Shaque: Trust No One (lit. 'Doubt: Trust No One', ) is a Hindi-language mystery thriller television series written and directed by Rensil D'Silva. Produced by Siddharth P. Malhotra and Sapna Malhotra under Alchemy Productions. The series features Parineeti Chopra, Jennifer Winget, Soni Razdan, Anup Soni, Tahir Raj Bhasin, Sumeet Vyas, Harleen Sethi and Dhruv Choudhry. The series was released on Netflix on 24 September 2026.

== Cast ==
- Parineeti Chopra as Anvita "Avi" Dutt
- Jennifer Winget as Sakshi
- Soni Razdan as Madhu Dutt, Alok's mother
- Anup Soni as Khurana
- Tahir Raj Bhasin as Alok Dutt, Anvita's husband
- Sumeet Vyas as Dr.
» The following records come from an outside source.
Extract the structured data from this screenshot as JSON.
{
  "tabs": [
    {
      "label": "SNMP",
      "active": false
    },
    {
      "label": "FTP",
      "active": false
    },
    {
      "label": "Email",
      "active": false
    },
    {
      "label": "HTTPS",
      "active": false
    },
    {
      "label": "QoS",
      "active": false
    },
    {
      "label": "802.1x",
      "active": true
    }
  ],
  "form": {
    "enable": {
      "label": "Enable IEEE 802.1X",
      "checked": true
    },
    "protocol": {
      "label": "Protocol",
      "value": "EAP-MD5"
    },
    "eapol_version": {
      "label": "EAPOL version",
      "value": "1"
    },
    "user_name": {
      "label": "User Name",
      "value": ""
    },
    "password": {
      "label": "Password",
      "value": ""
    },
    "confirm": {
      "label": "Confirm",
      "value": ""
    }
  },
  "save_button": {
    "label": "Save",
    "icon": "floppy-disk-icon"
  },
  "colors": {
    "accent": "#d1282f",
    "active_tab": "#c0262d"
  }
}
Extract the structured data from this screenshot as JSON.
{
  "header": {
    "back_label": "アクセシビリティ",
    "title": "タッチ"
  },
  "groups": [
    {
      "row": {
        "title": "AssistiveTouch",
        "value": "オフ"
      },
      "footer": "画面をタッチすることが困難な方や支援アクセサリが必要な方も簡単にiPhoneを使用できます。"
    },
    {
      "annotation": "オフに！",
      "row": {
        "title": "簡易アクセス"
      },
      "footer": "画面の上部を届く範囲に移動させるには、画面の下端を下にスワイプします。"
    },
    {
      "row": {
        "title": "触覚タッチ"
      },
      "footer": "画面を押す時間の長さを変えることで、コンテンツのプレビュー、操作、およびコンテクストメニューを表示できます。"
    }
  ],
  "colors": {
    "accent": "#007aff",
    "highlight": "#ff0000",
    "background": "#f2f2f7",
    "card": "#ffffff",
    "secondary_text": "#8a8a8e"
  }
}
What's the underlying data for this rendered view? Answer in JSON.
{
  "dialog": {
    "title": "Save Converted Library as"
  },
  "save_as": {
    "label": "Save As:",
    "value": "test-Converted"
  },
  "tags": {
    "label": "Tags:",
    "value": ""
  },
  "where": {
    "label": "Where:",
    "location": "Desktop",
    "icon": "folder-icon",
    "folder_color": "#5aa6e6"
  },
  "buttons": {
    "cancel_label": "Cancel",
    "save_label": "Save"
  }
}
Bhaskar
- Harleen Sethi as Shreya, Bhaskar's wife
- Dhruv Choudhry as Gaurav, Sakshi's husband
- Tarana Raj as Lajwanti
- Veer Rajwant Singh

== Production ==
=== Development ===
The series was officially commissioned by Netflix, with Rensil D'silva serving as director, while Alchemy Productions managed the production. Siddharth P. Malhotra stated that the project was originally conceived as Shaque, but the makers could not obtain the title. The series was subsequently titled as Talaash: A Mother’s Search.

=== Casting ===
Parineeti Chopra, Harleen Sethi, Jennifer Winget, Tahir Raj Bhasin, Soni Razdan, Chaitanya Choudhry, Sumeet Vyas and Anup Soni are part of the cast.

=== Filming ===
Principal photography of the series commenced in February 2025, and filming concluded in April 2025. The filming took place in Shimla.

== Music ==

The soundtrack for Shaque is composed by Raju Singh and Joshua Singh.

Tracklisting
| No. | Title | Length |
|---|---|---|
| 1. | "Shaque - Title Theme" | 01:16 |
| 2. | "Hunted" | 01:16 |
| 3. | "Pieces Of The Truth" | 03:28 |
| 4. | "Reality Shift - Static" | 01:47 |
| 5. | "Reality Shift - Happy Birthday Baby" | 03:18 |
| 6. | "Dirty Deal" | 01:54 |
| 7. | "Is it You?" | 01:00 |
| 8. | "Ritual Path" | 01:46 |
| 9. | "Blind Faith" | 02:03 |
| 10. | "Reality Shift - Don't Listen To This" | 04:30 |
| 11. | "Slow Burn Shaque" | 02:54 |
| 12. | "No Turning Back" | 01:42 |
| 13. | "Poison" | 03:50 |
| 14. | "Blackmail" | 01:38 |
| 15. | "Pieces of a Pattern" | 01:30 |
| 16. | "Midnight Offering" | 02:16 |
| 17. | "Start Of A Lie" | 01:54 |
| 18. | "End Of A Lie" | 02:02 |
| 19. | "Bloom" | 01:17 |
| 20. | "Behind Her Smile" | 02:04 |
| 21. | "Running Blind" | 01:45 |
| 22. | "In Plain Sight" | 01:16 |
| 23. | "Broken Trust" | 01:34 |
| 24. | "The Aftermath - End Credits" | 03:44 |
| Total length: |  | 51:44 |

== Release ==
In February 2026, Netflix revealed its slate lineup for 2026. It was retitled Shaque: Trust No One ahead of release. The trailer launch event was held on 10 September 2026.

Ahead of its premiere, a special screening of the series was held in Delhi on 23 September 2026. The series was made available to stream on Netflix on 24 September 2026.